Some Quotes – True Detective, Voltaire, Birdman, Terry Pratchett
Yeah, back then, the visions, yeah most of the time I was convinced… Shit… I’d lost it. But there were other times… I thought I was mainlining the secret truth of the universe.
– Rust Cohle, True Detective
If God Did Not Exist, It would be Necessary to invent him
– Voltaire
I mean, as you’re probably aware, Barthes said, “The cultural work done in the past by gods and epic sagas is now done by laundry detergent commercials and comic strip characters.” It’s a big leap you’ve taken.
– Birdman
The pen is mightier than the sword… if the sword is very small and the pen is very sharp.
– The Light Fantastic, Terry Pratchett
The pen is mightier than the sword, except when the sword tells the pen what to write
– Milan Gupta (aka me)
Construction of Storytelling
As Yuval Noah Harari says in Sapiens, humanity is a world of storytelling. The dominant ideas in our times are just facts molded into stories.

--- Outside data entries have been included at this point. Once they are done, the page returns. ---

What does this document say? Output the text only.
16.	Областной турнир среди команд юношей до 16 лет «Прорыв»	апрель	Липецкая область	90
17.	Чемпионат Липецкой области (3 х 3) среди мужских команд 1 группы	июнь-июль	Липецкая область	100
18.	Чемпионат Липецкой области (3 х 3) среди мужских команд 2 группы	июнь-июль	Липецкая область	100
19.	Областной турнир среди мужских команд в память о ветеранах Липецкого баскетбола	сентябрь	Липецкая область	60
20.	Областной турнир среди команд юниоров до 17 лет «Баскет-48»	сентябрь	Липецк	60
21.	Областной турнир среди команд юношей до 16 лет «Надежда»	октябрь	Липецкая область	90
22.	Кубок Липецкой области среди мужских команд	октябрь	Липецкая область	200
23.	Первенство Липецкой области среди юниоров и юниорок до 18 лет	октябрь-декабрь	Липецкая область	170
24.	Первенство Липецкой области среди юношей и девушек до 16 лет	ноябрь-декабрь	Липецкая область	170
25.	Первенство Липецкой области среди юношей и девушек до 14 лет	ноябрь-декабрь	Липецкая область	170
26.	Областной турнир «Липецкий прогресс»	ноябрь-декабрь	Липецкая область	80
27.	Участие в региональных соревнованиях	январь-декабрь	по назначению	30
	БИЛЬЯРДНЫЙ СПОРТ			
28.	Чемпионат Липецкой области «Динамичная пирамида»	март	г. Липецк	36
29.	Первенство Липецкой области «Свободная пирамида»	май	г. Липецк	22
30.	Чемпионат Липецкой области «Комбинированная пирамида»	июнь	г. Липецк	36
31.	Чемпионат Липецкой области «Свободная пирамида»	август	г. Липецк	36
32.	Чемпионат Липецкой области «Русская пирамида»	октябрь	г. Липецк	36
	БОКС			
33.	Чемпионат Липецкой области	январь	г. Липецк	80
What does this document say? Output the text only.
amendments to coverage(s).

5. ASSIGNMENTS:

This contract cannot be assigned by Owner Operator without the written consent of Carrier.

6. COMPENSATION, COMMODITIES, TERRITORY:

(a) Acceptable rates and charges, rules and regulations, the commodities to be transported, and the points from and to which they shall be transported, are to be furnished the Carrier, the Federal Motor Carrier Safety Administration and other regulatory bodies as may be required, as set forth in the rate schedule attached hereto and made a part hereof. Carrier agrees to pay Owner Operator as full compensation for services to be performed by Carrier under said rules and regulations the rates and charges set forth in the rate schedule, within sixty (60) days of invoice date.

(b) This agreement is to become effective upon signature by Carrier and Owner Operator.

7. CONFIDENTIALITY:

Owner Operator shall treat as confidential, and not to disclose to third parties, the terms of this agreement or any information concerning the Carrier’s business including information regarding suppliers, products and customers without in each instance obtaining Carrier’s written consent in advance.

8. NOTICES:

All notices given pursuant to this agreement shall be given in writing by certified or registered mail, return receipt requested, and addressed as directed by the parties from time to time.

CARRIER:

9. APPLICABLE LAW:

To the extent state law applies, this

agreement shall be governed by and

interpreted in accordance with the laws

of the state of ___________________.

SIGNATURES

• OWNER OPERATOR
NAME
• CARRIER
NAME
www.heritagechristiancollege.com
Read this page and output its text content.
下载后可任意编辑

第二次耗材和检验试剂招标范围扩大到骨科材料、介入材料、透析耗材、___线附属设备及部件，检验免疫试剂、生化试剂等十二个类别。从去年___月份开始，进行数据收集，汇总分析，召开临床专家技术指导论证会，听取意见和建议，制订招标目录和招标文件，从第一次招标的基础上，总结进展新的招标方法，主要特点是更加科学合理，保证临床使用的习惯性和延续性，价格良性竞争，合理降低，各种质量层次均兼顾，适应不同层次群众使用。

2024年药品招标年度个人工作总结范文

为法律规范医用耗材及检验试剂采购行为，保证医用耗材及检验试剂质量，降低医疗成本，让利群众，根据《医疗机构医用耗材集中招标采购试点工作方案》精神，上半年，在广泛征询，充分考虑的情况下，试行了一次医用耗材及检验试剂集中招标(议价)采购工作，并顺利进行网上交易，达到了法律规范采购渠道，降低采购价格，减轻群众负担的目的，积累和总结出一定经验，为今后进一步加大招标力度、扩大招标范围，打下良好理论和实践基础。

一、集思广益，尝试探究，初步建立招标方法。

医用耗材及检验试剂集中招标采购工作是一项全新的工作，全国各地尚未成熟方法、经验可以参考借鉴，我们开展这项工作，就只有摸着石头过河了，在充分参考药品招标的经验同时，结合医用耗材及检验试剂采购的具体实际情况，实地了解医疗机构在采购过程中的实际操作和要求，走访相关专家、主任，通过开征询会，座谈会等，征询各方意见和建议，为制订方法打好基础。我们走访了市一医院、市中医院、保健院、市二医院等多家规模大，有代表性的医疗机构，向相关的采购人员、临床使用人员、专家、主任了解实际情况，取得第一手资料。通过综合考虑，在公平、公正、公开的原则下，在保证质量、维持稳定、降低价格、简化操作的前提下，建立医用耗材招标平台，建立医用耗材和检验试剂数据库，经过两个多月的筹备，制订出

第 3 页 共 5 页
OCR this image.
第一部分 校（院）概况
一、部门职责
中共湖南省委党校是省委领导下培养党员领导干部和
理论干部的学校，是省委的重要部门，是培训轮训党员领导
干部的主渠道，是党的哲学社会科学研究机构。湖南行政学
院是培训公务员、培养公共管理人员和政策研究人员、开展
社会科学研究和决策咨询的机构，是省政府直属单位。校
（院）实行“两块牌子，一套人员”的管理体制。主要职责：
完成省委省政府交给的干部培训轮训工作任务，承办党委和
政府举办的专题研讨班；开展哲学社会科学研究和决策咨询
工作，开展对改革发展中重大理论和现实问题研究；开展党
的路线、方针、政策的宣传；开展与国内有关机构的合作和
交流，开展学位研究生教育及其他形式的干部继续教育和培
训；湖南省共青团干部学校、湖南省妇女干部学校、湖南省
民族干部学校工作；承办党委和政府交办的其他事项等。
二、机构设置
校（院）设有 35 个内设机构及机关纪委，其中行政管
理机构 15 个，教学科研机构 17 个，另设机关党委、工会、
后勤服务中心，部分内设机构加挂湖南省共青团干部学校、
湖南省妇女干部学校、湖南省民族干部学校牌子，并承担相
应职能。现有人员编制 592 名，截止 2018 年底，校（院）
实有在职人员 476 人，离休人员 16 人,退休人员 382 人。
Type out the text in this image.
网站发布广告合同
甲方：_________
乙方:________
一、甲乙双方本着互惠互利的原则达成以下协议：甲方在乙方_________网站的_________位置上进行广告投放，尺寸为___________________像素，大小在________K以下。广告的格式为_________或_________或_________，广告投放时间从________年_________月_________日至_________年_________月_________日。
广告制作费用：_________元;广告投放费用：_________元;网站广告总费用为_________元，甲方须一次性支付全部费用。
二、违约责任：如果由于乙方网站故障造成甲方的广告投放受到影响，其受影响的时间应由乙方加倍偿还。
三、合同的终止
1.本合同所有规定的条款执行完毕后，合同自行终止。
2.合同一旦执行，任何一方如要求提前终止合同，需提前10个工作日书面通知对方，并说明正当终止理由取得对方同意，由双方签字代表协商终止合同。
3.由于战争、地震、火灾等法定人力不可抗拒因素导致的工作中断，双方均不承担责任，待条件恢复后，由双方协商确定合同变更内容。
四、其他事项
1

The Voltaire quote talks about god, but in the post-truth post-modern 21st century, this applies to just about every construct in society. Very few stereotypes (if any at all) are accurate, and yet it is necessary for society to create these stereotypes to function. Then these stereotypes clash.
Every nation is defined by its sense of Other. India’s definition depends upon a definition of Pakistan as the enemy. That’s a point that Amitav Ghosh was making in Shadow lines as well.
The construction of God in the 18th century that Voltaire talked about has made way for the construction of concepts such as Surf Excel’s ability to make a child happier (as their commercials so happily pronounce).
Is the Pen More Powerful than the Sword?
I think the rise of microblogging has highlighted how the pen is essentially a reflection of what the sword would like the world to be. The powers-that-be determine what is the acceptable discourse. I think this question of Discourse-and-power is exactly what the French rockstar Philosopher Michel Foucault talks about in his writings. I have been fascinated with Foucault ever since college in IIT Delhi, when I read Foucault’s ideas as part of Edward Said’s Orientalism. Ever since then, every college course seemed to have a shadow of Foucault lurking around it.
That’s where the Rust Cohle quote comes in. There’s no other time I feel I am mainlining the secret truths of the universe than when I am (trying to) read Foucault.